The US plan to take control over Baghdad is riddled with unknowns. As one military analyst, Anthony Cordesman, from the Centre for Strategic and International Studies in Washington has said: “It is uncertain whether the Iraqi government will or can support the plan.”
Meanwhile, back home Bush has set himself on a collision course with the new Democratic Congress. And there are critics of his policy from within his own party. Chuck Hagel, a Republican senator, called Mr Bush's move the "most dangerous foreign policy blunder since Vietnam". Dennis Kucinich, a Democratic congressman and presidential candidate, asked: "Isn't one war enough for this president?" And a telephone survey conducted by AP-Ipsos this week revealed that 70% of Americans oppose sending more troops to Iraq.
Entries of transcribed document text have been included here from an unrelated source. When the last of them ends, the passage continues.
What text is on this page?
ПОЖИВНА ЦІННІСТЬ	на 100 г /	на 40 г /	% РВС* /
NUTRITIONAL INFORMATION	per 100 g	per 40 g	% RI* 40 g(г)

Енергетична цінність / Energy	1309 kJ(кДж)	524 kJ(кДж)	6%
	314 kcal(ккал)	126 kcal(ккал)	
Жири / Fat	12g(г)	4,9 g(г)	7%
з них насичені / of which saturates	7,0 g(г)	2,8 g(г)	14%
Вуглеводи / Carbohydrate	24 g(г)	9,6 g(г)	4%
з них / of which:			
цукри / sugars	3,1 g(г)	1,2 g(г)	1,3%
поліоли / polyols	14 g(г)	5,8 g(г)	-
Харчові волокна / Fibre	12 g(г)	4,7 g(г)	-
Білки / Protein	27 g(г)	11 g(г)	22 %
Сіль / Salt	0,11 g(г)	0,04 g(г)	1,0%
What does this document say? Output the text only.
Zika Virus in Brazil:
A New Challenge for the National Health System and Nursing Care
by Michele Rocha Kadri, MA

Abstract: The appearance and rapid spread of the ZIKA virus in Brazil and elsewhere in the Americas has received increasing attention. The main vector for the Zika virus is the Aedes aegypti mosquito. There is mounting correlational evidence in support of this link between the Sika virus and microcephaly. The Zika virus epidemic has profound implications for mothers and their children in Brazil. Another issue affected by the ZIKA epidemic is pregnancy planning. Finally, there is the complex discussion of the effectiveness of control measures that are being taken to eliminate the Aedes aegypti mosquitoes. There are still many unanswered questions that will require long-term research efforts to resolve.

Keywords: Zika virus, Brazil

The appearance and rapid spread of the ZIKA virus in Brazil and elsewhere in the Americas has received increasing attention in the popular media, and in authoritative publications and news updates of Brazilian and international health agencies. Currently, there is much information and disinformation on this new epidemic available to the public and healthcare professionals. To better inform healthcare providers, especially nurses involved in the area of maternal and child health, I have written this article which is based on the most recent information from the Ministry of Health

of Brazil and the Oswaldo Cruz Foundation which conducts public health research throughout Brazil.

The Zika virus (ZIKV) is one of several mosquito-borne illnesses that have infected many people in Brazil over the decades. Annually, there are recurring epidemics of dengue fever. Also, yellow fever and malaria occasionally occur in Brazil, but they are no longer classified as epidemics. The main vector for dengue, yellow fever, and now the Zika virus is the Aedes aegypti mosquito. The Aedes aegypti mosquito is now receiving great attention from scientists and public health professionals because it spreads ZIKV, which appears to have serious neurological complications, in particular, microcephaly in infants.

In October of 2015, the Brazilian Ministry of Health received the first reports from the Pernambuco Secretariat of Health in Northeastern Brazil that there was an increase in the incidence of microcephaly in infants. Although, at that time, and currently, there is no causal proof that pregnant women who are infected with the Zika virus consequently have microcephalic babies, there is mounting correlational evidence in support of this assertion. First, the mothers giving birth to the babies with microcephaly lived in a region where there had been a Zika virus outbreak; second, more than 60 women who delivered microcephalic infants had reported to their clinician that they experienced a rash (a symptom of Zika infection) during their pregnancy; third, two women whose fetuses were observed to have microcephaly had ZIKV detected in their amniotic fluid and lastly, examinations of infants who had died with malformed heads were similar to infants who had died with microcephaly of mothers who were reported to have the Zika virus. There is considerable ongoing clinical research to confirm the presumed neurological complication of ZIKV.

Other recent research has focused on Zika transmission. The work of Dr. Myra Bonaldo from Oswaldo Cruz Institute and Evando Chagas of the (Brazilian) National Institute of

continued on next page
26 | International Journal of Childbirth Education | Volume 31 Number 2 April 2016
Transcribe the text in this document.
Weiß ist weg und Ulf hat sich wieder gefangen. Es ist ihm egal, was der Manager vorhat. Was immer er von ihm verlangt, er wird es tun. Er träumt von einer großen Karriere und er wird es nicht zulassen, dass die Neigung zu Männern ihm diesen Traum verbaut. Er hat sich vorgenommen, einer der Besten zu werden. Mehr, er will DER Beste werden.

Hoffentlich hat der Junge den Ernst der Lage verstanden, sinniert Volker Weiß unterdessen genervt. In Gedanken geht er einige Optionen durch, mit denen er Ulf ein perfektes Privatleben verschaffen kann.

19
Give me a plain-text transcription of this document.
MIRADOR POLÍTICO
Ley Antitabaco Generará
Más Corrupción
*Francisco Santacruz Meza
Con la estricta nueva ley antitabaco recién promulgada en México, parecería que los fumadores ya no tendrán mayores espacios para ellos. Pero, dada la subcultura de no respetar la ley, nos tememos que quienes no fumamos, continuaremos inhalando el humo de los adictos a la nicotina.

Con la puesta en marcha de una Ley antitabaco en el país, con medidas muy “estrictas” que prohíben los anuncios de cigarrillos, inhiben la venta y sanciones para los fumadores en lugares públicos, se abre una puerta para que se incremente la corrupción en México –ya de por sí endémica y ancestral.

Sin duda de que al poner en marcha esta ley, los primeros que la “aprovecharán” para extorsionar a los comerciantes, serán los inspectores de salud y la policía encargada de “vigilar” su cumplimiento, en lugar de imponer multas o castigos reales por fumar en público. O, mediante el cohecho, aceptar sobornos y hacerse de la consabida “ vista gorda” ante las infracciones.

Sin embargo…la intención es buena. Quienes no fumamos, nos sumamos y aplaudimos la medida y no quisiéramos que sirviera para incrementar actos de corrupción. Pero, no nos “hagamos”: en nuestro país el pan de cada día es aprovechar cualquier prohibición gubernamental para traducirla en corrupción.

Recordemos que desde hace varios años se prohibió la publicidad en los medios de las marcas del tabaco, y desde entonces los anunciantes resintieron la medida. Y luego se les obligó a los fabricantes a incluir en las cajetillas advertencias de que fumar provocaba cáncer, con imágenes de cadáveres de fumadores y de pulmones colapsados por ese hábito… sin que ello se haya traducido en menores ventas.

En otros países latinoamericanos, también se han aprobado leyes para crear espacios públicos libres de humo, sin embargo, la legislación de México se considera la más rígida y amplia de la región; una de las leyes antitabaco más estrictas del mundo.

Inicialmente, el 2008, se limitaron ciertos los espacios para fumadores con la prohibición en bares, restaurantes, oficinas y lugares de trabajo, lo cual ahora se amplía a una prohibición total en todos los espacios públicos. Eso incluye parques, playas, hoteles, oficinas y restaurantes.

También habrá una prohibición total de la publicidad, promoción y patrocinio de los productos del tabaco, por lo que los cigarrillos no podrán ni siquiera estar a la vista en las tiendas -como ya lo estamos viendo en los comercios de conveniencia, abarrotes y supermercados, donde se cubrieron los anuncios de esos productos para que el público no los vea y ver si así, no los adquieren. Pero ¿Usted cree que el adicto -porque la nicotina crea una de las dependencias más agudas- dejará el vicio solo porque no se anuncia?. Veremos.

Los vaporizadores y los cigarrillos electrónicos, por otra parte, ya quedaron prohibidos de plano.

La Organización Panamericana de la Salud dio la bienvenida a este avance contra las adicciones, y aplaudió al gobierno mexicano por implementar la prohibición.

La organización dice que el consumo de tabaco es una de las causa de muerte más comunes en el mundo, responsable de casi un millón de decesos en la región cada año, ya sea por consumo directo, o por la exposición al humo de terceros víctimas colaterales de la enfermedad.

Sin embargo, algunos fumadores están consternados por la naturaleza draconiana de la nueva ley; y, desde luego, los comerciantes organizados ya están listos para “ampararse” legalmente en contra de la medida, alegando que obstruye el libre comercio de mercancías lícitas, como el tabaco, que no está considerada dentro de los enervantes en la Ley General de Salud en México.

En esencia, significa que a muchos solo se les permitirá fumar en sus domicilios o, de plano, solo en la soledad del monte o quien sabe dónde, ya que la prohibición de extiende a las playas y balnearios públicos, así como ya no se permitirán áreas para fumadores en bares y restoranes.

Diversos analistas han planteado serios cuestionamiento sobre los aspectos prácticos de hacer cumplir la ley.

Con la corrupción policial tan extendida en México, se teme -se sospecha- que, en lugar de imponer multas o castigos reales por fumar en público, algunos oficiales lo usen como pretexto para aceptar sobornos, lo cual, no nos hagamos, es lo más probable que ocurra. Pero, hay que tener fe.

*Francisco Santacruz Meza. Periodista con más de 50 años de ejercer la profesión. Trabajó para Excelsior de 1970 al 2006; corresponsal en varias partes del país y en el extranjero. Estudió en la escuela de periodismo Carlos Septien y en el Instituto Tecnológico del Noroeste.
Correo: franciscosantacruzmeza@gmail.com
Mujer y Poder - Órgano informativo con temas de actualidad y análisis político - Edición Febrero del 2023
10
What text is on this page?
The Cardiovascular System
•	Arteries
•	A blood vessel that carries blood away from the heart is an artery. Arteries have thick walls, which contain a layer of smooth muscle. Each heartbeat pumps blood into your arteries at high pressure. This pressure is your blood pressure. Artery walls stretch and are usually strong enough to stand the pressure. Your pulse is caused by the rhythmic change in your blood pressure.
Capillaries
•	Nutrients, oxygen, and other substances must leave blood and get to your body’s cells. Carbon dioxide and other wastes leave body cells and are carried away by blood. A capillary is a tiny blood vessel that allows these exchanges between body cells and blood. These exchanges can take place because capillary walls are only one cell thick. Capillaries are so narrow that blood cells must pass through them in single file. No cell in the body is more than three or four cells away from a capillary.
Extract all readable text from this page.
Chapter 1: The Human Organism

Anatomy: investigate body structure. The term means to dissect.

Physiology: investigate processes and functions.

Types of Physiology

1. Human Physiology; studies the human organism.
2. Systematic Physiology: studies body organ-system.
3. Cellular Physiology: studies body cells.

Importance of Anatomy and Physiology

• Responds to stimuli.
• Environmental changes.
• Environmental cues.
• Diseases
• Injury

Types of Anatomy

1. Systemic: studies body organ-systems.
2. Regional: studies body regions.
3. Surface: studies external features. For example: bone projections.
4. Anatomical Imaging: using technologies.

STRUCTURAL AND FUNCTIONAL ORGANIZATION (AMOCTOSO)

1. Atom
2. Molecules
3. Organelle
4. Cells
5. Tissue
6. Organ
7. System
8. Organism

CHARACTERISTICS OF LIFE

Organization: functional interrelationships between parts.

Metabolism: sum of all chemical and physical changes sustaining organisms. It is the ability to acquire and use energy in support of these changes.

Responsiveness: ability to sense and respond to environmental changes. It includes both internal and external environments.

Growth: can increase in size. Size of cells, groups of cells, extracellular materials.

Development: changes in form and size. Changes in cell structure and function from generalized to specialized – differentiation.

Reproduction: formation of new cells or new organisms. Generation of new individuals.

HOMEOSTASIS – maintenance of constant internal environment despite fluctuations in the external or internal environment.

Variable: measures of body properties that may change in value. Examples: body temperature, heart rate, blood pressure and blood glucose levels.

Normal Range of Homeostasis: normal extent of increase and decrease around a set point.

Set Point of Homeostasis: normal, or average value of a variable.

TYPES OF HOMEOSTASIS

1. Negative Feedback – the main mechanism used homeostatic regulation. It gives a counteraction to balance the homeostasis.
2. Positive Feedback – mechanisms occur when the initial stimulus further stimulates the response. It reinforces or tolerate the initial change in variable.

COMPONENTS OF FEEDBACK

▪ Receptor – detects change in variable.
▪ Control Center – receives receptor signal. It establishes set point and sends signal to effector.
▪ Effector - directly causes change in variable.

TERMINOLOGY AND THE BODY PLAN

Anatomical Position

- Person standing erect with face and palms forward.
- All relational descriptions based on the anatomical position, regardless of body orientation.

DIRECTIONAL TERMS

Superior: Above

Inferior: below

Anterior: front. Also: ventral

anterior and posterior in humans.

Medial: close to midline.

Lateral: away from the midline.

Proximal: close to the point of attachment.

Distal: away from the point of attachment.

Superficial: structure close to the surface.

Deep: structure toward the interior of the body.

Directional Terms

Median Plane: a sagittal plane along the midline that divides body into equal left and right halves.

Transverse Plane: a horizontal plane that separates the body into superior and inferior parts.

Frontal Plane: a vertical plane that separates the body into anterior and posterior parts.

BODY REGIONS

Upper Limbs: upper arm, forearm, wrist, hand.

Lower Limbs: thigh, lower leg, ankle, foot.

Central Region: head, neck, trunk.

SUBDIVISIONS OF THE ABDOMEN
While Prime Minister Blair and his mealy-mouthed ministers Des Browne and Margaret Beckett gave their unstinting support to the US government’s “troop surge”, there were sceptical reactions from top analysts in British think tanks. Dr Rosemary Hollis, director of research at Chatham House, poured doubt on the ability of the Iraqi government to see through their side of the plan. “This strategy does not offer a regional strategy other than to confront Iran and Syria and to provide Gulf Arab states with Patriot missiles.”
And, as if revealing the accuracy of such warnings, only hours before Bush made his announcement, US soldiers raided an Iranian diplomatic mission in Irbil, 220 miles north of the Iranian capital. Stun bombs were used against the building. Six diplomats were arrested and computers and documents seized. The attack was in line with a statement by US Secretary of State Condoleeza Rice that the US would conduct “hot pursuit” operations across Iraq’s borders with Iran and Syria. Provocations against Iran and Syria, whilst dropping bombs on countries like Somalia is the pattern for 2007.